ーーコンソーシアムの設立から2年近く経ち、参加事業者数も増えてきたなかで、課題やメリットに感じていることなどはありますか。
茅野氏:会員数が130近くと大幅に増えてきたことで、かなり先進的に取り組んでいる事業者と、「何をどこから始めたらいいのかまったく分からない」という事業者が混在している状況にはなってきています。
ただ、これは弱みというよりも強みであると捉えています。進んだ取り組みをしている事業者は「コンソーシアム内であればノウハウを提供してもいい」と、定例フォーラムや課題別部会で積極的に事例を共有してくれるので、うまくナレッジが循環するプラットフォームになっている実感があります。
また「新たに脱炭素の取り組みを始めたい」という事業者にとっては、このコンソーシアムが他の企業や自治体と目線を合わせるためのプラットフォームとして機能しています。脱炭素に取り組むための最初の一歩として、まずはこのコンソーシアムに入っていただき、さまざまな学びや連携を通じて次のアクションにつなげていけるという点で、参加企業の方々にも具体的なメリットを感じ始めていただけているのではないかと思います。
宮之本氏:脱炭素分野における第一人者の方々から学べることがありがたいです。例えばEV車や再生可能エネルギーをどのように導入していくのか、ZEB(ネット・ゼロ・エネルギー・ビル)の建物をどう推進するのか、どのような地域新電力を立ち上げれば成功する確率が高いのか、といった知見をいただけるという点で、「松本平ゼロカーボン・コンソーシアム」は非常に有益なコミュニティーだと感じています。
130の参加事業者の中には、利害関係のある企業も含まれていますが、いまのところ目立った課題はありません。やはり「脱炭素」のような、今後大きくビジネスが展開されていく分野においては、「みんなで同じ方向に進んでいこう」という力学が働きますし、茅野先生をはじめとする運営委員の方々の進め方がうまいというのもあると思います。公明正大に組織を運営していただいているからこそ、利害関係の衝突が起きず、全員が一丸となって課題に取り組めるプラットフォームになっているのではないかと思います。

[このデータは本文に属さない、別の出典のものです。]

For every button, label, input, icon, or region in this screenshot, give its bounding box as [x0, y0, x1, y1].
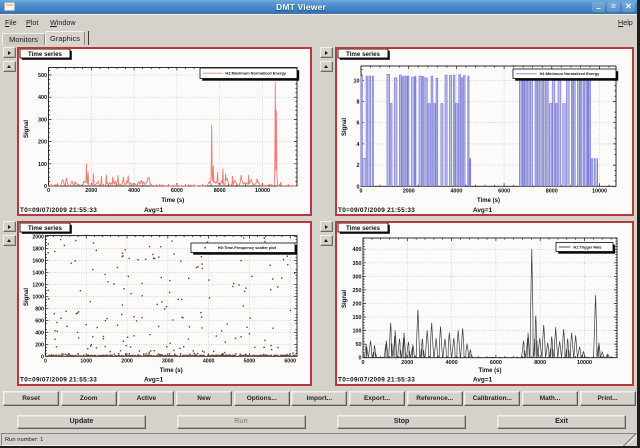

ーー熊谷さんは、「松本平ゼロカーボン・コンソーシアム」のような取り組みに、どのような意義があると感じますか。
熊谷氏:「2050年までのカーボンニュートラル実現」という目標がありますが、いまある技術で達成できるのは50%ほど。残りの50%のうち、約46%は、これから新しい技術を開発していかなければ、達成できないといわれています。そのため、研究機関や大学の方々と連携して新たな技術を開発していくことは、カーボンニュートラルを実現するうえで必要不可欠であり、実際に私たちもいろいろな研究機関の方と連携しています。
また、さまざまな自治体の事例を視察していますが、やはり企業単体にできることは非常に限られていると感じます。企業は、技術や人材を提供することはできても、例えば自然(森や川など)の保全といった、地域の方々と一緒に進める環境への取り組みなどは企業だけではなかなかできないことです。やはり、自治体がコーディネートのカギを握っています。そのため、「松本平ゼロカーボン・コンソーシアム」のようなプラットフォームを通じた産官学の密な連携は、地域の脱炭素を進めていくにあたって、非常に重要な要素だと思います。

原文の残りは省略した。